Resume a simulation with ODE bodies

I notice that when resuming a simulation with ODE bodies, I would get a WARNING
“simulation has rigid bodies and/or moving boundaries, resume will not give identical results”.

I did a simple test using the BuoyancyTest, tend=10s. resume it at 5s and compared with no resume.
indeed, there are some differences between the results, not serious.

However, I think resume is quite important not only for simulation but also for debugging.
How can I fix it, at least, I doubt is that something missing when resuming (or, hotwriter)?

I found this in HotFile.cc
// NOTE: simulation with ODE bodies cannot be resumed identically due to
// the way ODE handles its internal state.
// TODO FIXME/ should be num ODE bodies

Then, the question is what the internal state means.
i suspect, is that acceleration? if so, i believe this can be fix easily.

Hello @JoJo,

the warning makes things a bit more catastrophic than they should be, so depending on your debugging needs, you may be able to use the resume function. Resuming the simulation will give numerically different results from not resuming it, but resuming it multiple times from the same save point should give you the same result each time.

The comment in HotFile is a bit obsolete (we don’t even use libODE anymore for the rigid bodies, but Project Chrono), but the principle is still the same: some of the internal state of the external library cannot be restored reliably. I don’t remember the exact details off the top of my head, but I think the main culprit when we were using ODE was the object rotation (something about the usage of angles vs rotation matrix, IIRC), and with Chrono that plus something to do with the internal state of the integrator.
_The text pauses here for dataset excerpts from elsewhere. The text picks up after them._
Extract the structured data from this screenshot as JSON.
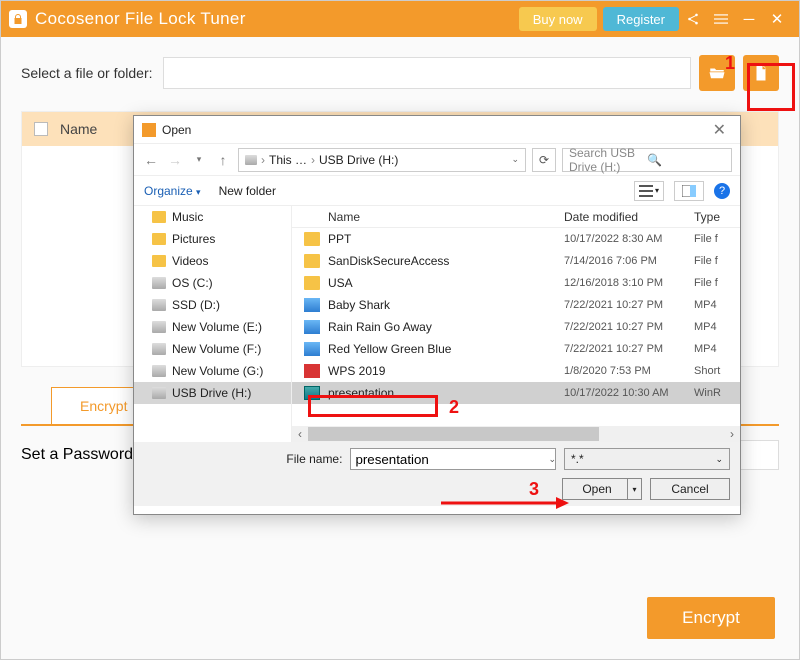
{
  "app": {
    "title": "Cocosenor File Lock Tuner",
    "buy_label": "Buy now",
    "register_label": "Register"
  },
  "main": {
    "select_label": "Select a file or folder:",
    "name_header": "Name",
    "tab_encrypt": "Encrypt",
    "password_label": "Set a Password:",
    "encrypt_button": "Encrypt"
  },
  "dialog": {
    "title": "Open",
    "breadcrumb": {
      "root": "This …",
      "leaf": "USB Drive (H:)"
    },
    "search_placeholder": "Search USB Drive (H:)",
    "organize": "Organize",
    "new_folder": "New folder",
    "help": "?",
    "columns": {
      "name": "Name",
      "date": "Date modified",
      "type": "Type"
    },
    "tree": [
      {
        "label": "Music",
        "icon": "music"
      },
      {
        "label": "Pictures",
        "icon": "pictures"
      },
      {
        "label": "Videos",
        "icon": "videos"
      },
      {
        "label": "OS (C:)",
        "icon": "drive"
      },
      {
        "label": "SSD (D:)",
        "icon": "drive"
      },
      {
        "label": "New Volume (E:)",
        "icon": "drive"
      },
      {
        "label": "New Volume (F:)",
        "icon": "drive"
      },
      {
        "label": "New Volume (G:)",
        "icon": "drive"
      },
      {
        "label": "USB Drive (H:)",
        "icon": "drive",
        "selected": true
      }
    ],
    "files": [
      {
        "name": "PPT",
        "date": "10/17/2022 8:30 AM",
        "type": "File f",
        "icon": "folder"
      },
      {
        "name": "SanDiskSecureAccess",
        "date": "7/14/2016 7:06 PM",
        "type": "File f",
        "icon": "folder"
      },
      {
        "name": "USA",
        "date": "12/16/2018 3:10 PM",
        "type": "File f",
        "icon": "folder"
      },
      {
        "name": "Baby Shark",
        "date": "7/22/2021 10:27 PM",
        "type": "MP4",
        "icon": "mp4"
      },
      {
        "name": "Rain Rain Go Away",
        "date": "7/22/2021 10:27 PM",
        "type": "MP4",
        "icon": "mp4"
      },
      {
        "name": "Red Yellow Green Blue",
        "date": "7/22/2021 10:27 PM",
        "type": "MP4",
        "icon": "mp4"
      },
      {
        "name": "WPS 2019",
        "date": "1/8/2020 7:53 PM",
        "type": "Short",
        "icon": "wps"
      },
      {
        "name": "presentation",
        "date": "10/17/2022 10:30 AM",
        "type": "WinR",
        "icon": "rar",
        "selected": true
      }
    ],
    "filename_label": "File name:",
    "filename_value": "presentation",
    "filter": "*.*",
    "open_label": "Open",
    "cancel_label": "Cancel"
  },
  "annotations": {
    "n1": "1",
    "n2": "2",
    "n3": "3"
  }
}
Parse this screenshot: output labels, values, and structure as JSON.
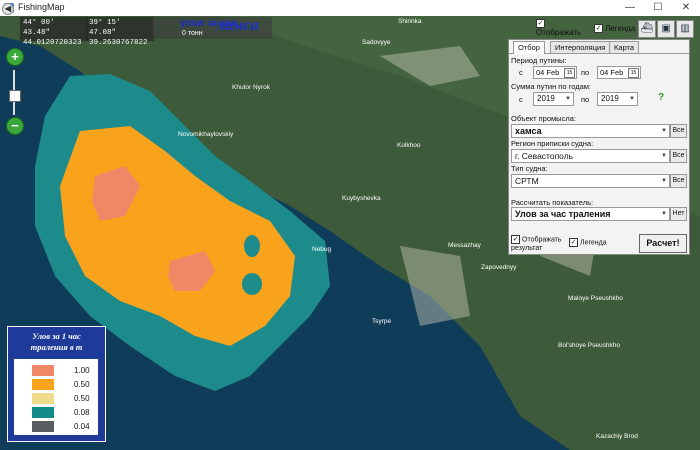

That being said, if you do find a way to extract and restore the necessary data (possibly in a way that would survive upgrades to the Chrono library), we’ll gladly accept it into mainline (for us this has always had a lower priority because the numerical differences usually do not affect the overall results significantly, and when they do it’s indicative of a numerically unstable problem, which is a bigger issue than just not being able to restore rigid bodies invariantly).

thanks for the reply.
I just found that some variables are missing in CHRONO when resumes.
like acceleration (linear and angular) and Syscoord.
So, maybe we can use the functions like GetWac_par(), save and load that data.